P&G agrees to modify Charmin after conceding blockage threat

Procter & Gamble has bowed to industry pressure and agreed to halve the strength of its Charmin toilet roll – launched in the UK in February with a £27m advertising campaign – after accepting it could otherwise cause serious sewerage blockages

Procter & Gamble has bowed to industry pressure and agreed to halve the strength of its Charmin toilet roll – launched in the UK in February with a £27m advertising campaign – after accepting it could otherwise cause serious sewerage blockages.

P&G director of media and public affairs Gary Cunningham says: “We are going to reduce the strength of Charmin in the UK to the level it is in the US – about half that of the UK – because we don’t want the debate to continue.

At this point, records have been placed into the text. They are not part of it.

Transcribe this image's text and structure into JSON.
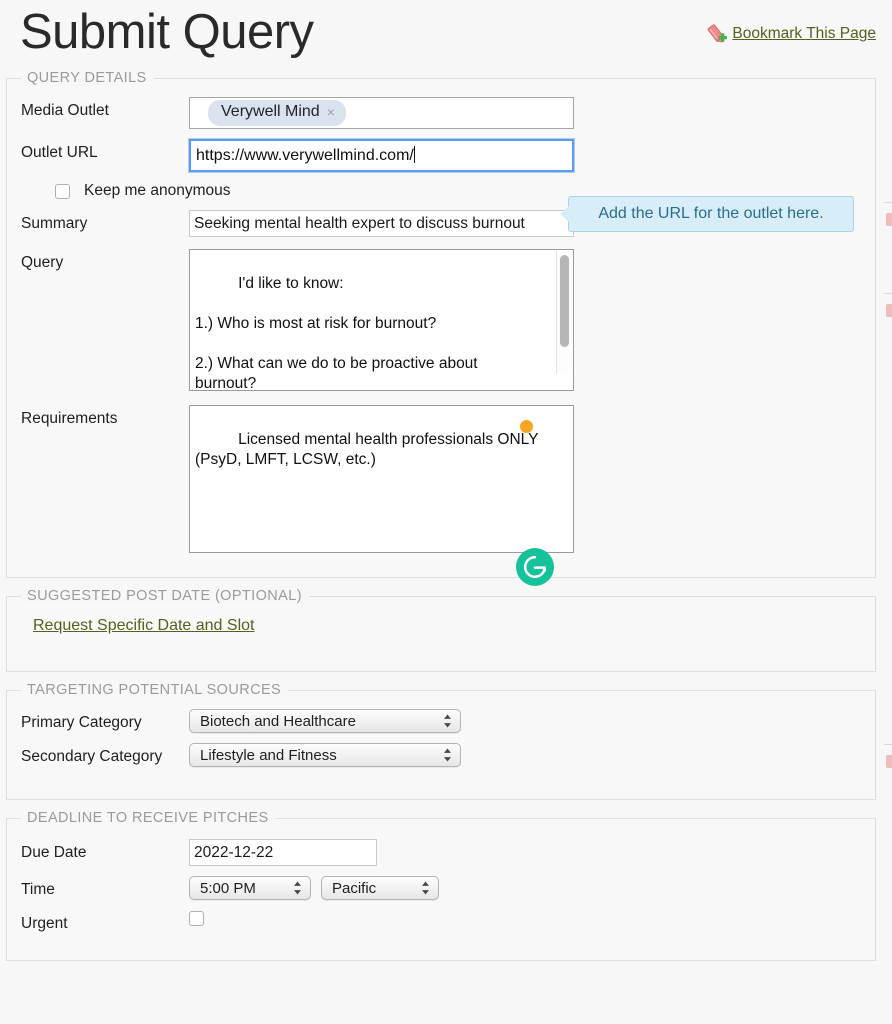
{
  "header": {
    "title": "Submit Query",
    "bookmark_label": "Bookmark This Page",
    "bookmark_icon": "bookmark-add-icon"
  },
  "sections": {
    "query_details": {
      "legend": "QUERY DETAILS",
      "media_outlet": {
        "label": "Media Outlet",
        "tag": "Verywell Mind",
        "remove_glyph": "×"
      },
      "outlet_url": {
        "label": "Outlet URL",
        "value": "https://www.verywellmind.com/",
        "focused": true
      },
      "anonymous": {
        "label": "Keep me anonymous",
        "checked": false
      },
      "summary": {
        "label": "Summary",
        "value": "Seeking mental health expert to discuss burnout"
      },
      "query": {
        "label": "Query",
        "value": "I'd like to know:\n\n1.) Who is most at risk for burnout?\n\n2.) What can we do to be proactive about\nburnout?"
      },
      "requirements": {
        "label": "Requirements",
        "value": "Licensed mental health professionals ONLY\n(PsyD, LMFT, LCSW, etc.)"
      }
    },
    "suggested_post_date": {
      "legend": "SUGGESTED POST DATE (OPTIONAL)",
      "link_label": "Request Specific Date and Slot"
    },
    "targeting": {
      "legend": "TARGETING POTENTIAL SOURCES",
      "primary": {
        "label": "Primary Category",
        "value": "Biotech and Healthcare"
      },
      "secondary": {
        "label": "Secondary Category",
        "value": "Lifestyle and Fitness"
      }
    },
    "deadline": {
      "legend": "DEADLINE TO RECEIVE PITCHES",
      "due_date": {
        "label": "Due Date",
        "value": "2022-12-22"
      },
      "time": {
        "label": "Time",
        "value": "5:00 PM",
        "zone": "Pacific"
      },
      "urgent": {
        "label": "Urgent",
        "checked": false
      }
    }
  },
  "tooltip": {
    "text": "Add the URL for the outlet here."
  },
  "overlays": {
    "grammarly_letter": "G",
    "grammarly_color": "#15c39a",
    "orange_dot_color": "#f5a623"
  },
  "colors": {
    "link": "#54611e",
    "focus_border": "#5b9bf8",
    "tooltip_bg": "#d7eef8",
    "tooltip_text": "#2b6d8c",
    "chip_bg": "#dbe2ef"
  }
}
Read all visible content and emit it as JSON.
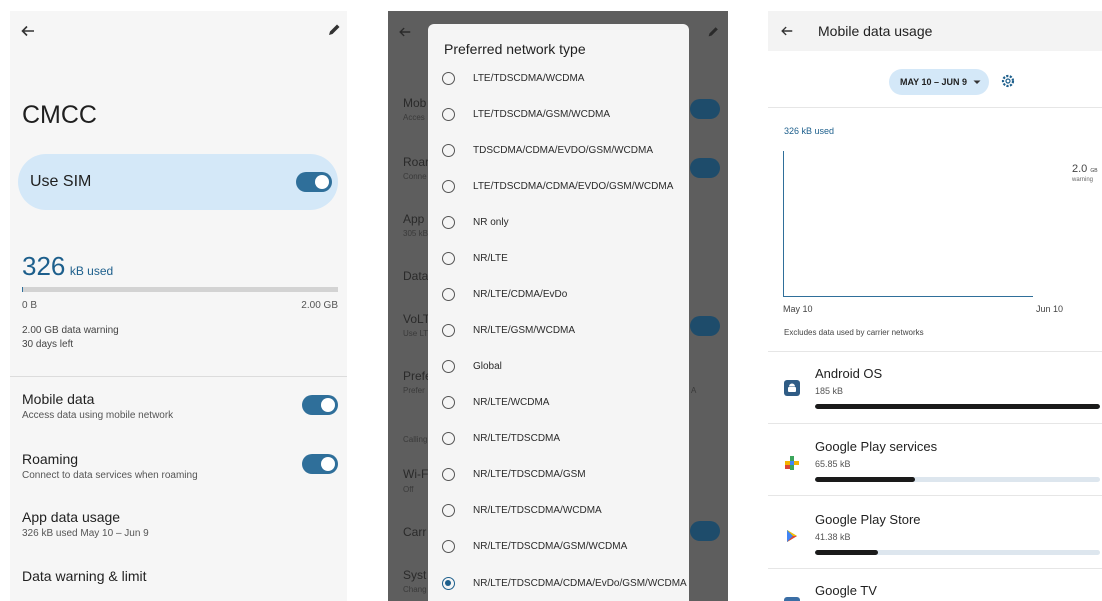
{
  "screen1": {
    "carrier": "CMCC",
    "use_sim": {
      "label": "Use SIM",
      "on": true
    },
    "usage": {
      "amount": "326",
      "unit": "kB used",
      "fraction": 0.0002
    },
    "range": {
      "min": "0 B",
      "max": "2.00 GB"
    },
    "warning_line": "2.00 GB data warning",
    "days_left": "30 days left",
    "rows": [
      {
        "title": "Mobile data",
        "subtitle": "Access data using mobile network",
        "toggle": true
      },
      {
        "title": "Roaming",
        "subtitle": "Connect to data services when roaming",
        "toggle": true
      },
      {
        "title": "App data usage",
        "subtitle": "326 kB used May 10 – Jun 9"
      },
      {
        "title": "Data warning & limit"
      }
    ]
  },
  "screen2": {
    "background_rows": [
      {
        "title": "Mob",
        "subtitle": "Acces"
      },
      {
        "title": "Roar",
        "subtitle": "Conne"
      },
      {
        "title": "App",
        "subtitle": "305 kB"
      },
      {
        "title": "Data"
      },
      {
        "title": "VoLT",
        "subtitle": "Use LT"
      },
      {
        "title": "Prefe",
        "subtitle": "Prefer"
      },
      {
        "title": "Calling"
      },
      {
        "title": "Wi-F",
        "subtitle": "Off"
      },
      {
        "title": "Carr"
      },
      {
        "title": "Syst",
        "subtitle": "Chang"
      }
    ],
    "background_right_fragment": "A",
    "dialog": {
      "title": "Preferred network type",
      "options": [
        "LTE/TDSCDMA/WCDMA",
        "LTE/TDSCDMA/GSM/WCDMA",
        "TDSCDMA/CDMA/EVDO/GSM/WCDMA",
        "LTE/TDSCDMA/CDMA/EVDO/GSM/WCDMA",
        "NR only",
        "NR/LTE",
        "NR/LTE/CDMA/EvDo",
        "NR/LTE/GSM/WCDMA",
        "Global",
        "NR/LTE/WCDMA",
        "NR/LTE/TDSCDMA",
        "NR/LTE/TDSCDMA/GSM",
        "NR/LTE/TDSCDMA/WCDMA",
        "NR/LTE/TDSCDMA/GSM/WCDMA",
        "NR/LTE/TDSCDMA/CDMA/EvDo/GSM/WCDMA"
      ],
      "selected_index": 14
    }
  },
  "screen3": {
    "title": "Mobile data usage",
    "cycle": "MAY 10 – JUN 9",
    "used": "326 kB used",
    "warning": {
      "value": "2.0",
      "unit": "GB",
      "label": "warning"
    },
    "axis": {
      "start": "May 10",
      "end": "Jun 10"
    },
    "note": "Excludes data used by carrier networks",
    "apps": [
      {
        "name": "Android OS",
        "size": "185 kB",
        "fraction": 1.0,
        "icon": "android-icon"
      },
      {
        "name": "Google Play services",
        "size": "65.85 kB",
        "fraction": 0.35,
        "icon": "play-services-icon"
      },
      {
        "name": "Google Play Store",
        "size": "41.38 kB",
        "fraction": 0.22,
        "icon": "play-store-icon"
      },
      {
        "name": "Google TV",
        "icon": "google-tv-icon"
      }
    ]
  },
  "colors": {
    "accent": "#2f6f9a",
    "pill": "#d4e8f8",
    "scrim": "#5e5e5e"
  }
}
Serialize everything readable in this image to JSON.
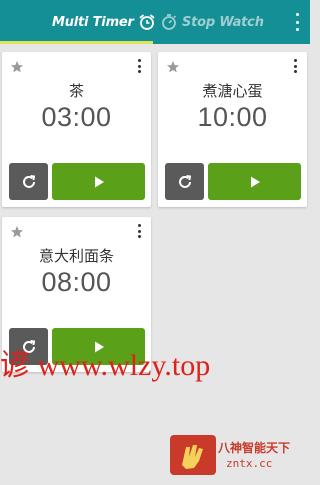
{
  "colors": {
    "appbar": "#148f95",
    "tab_indicator": "#d9e55a",
    "play_button": "#5aa019",
    "reset_button": "#5a5a5a",
    "watermark": "#e0201a"
  },
  "tabs": [
    {
      "label": "Multi Timer",
      "icon": "alarm-clock-icon",
      "selected": true
    },
    {
      "label": "Stop Watch",
      "icon": "stopwatch-icon",
      "selected": false
    }
  ],
  "timers": [
    {
      "name": "茶",
      "time": "03:00"
    },
    {
      "name": "煮溏心蛋",
      "time": "10:00"
    },
    {
      "name": "意大利面条",
      "time": "08:00"
    }
  ],
  "watermark": {
    "text": "谚 www.wlzy.top",
    "logo_text": "八神智能天下",
    "logo_sub": "zntx.cc"
  }
}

We won’t need to change the advertising because at the new level it will still have a pretty high wet strength.”

P&G’s climbdown followed industry meetings prompted by water industry concern that Charmin would not break down as quickly as its competitors, making it more likely to block a pipe or filter (MW March 23).

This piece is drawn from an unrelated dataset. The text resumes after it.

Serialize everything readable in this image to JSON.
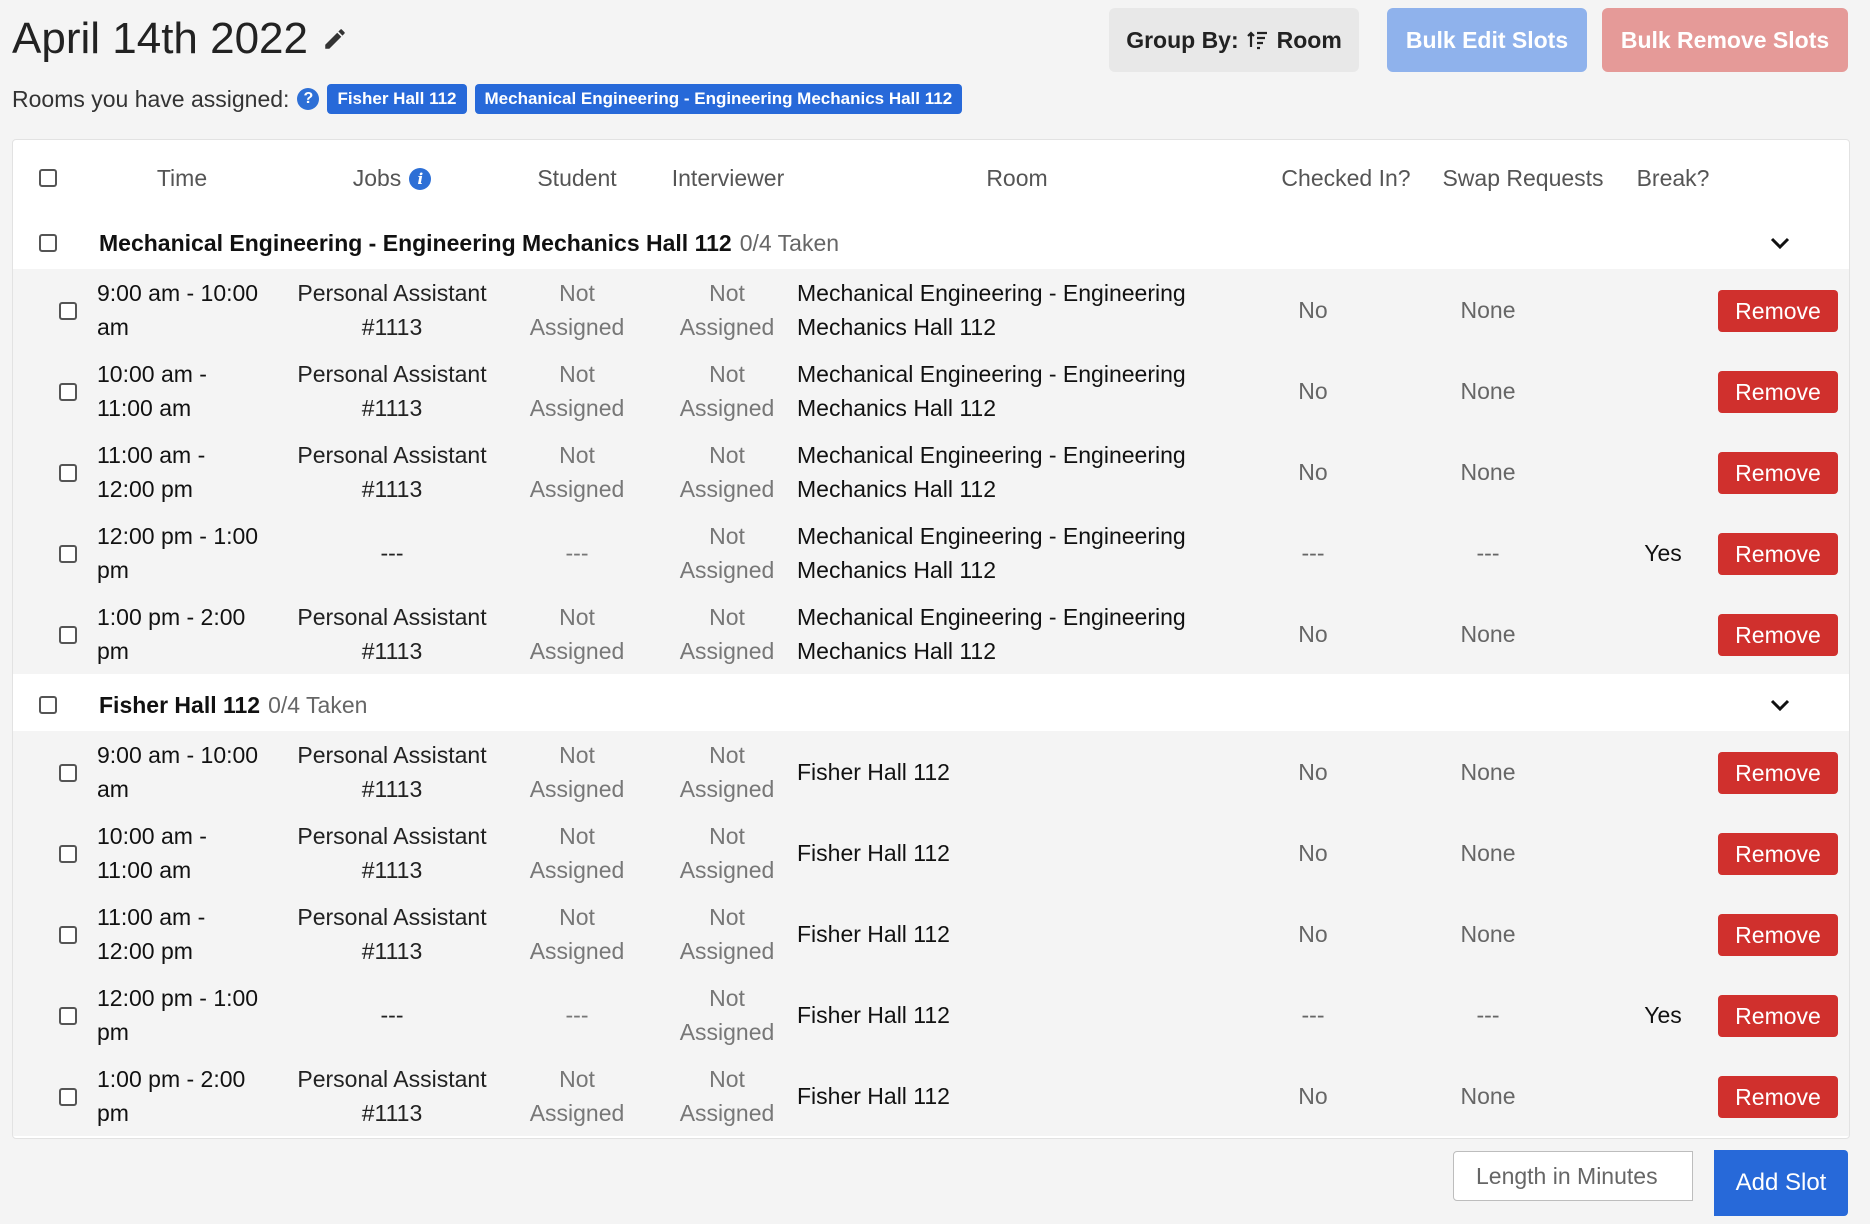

The meetings were held by industry body the Association of Makers of Soft Tissue Products (AMSTP) and attended by Kimberly-Clark, SCA Hygiene and Fort James – manufacturers of the Kleenex, Velvet, and Kittensoft and Nouvelle brands respectively – as well as P&G.

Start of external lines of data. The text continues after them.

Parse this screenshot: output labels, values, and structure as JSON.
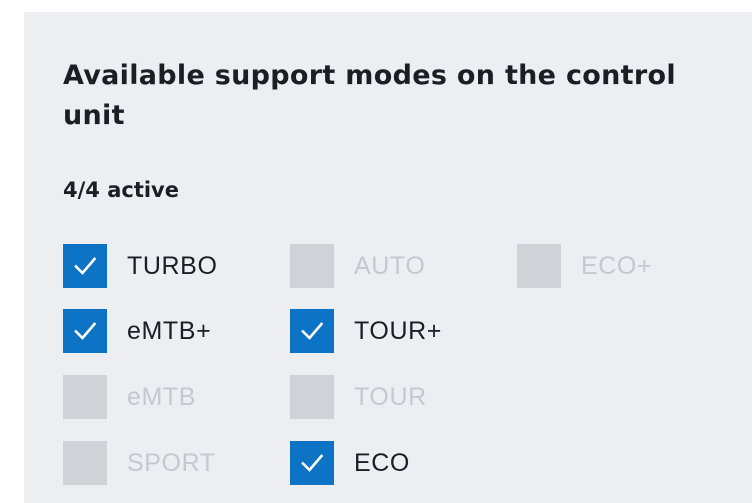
{
  "panel": {
    "title": "Available support modes on the control unit",
    "status": "4/4 active"
  },
  "modes": [
    {
      "label": "TURBO",
      "checked": true
    },
    {
      "label": "AUTO",
      "checked": false
    },
    {
      "label": "ECO+",
      "checked": false
    },
    {
      "label": "eMTB+",
      "checked": true
    },
    {
      "label": "TOUR+",
      "checked": true
    },
    {
      "label": "eMTB",
      "checked": false
    },
    {
      "label": "TOUR",
      "checked": false
    },
    {
      "label": "SPORT",
      "checked": false
    },
    {
      "label": "ECO",
      "checked": true
    }
  ],
  "colors": {
    "panel_bg": "#eceef1",
    "checked_bg": "#0d73c4",
    "unchecked_bg": "#cfd3d8",
    "text": "#1b1e23",
    "disabled_text": "#c5c9ce"
  },
  "icons": {
    "check": "checkmark-icon"
  }
}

A statement from the AMSTP says the toilet tissue manufacturers have agreed an industry standard for “wet strength” which “is based upon US levels of dissolvability and dispersal”.

This means that the acceptable wet strength for a product in the UK should be the same as the highest wet strength product in the US, which happens to be Charmin.

Cunningham says the industry has agreed conservative wet strength criteria and points out that blockages would only become possible if all manufacturers marketed toilet rolls with a high wet strength.

Industry sources say it will not be expensive to modify the Charmin formula.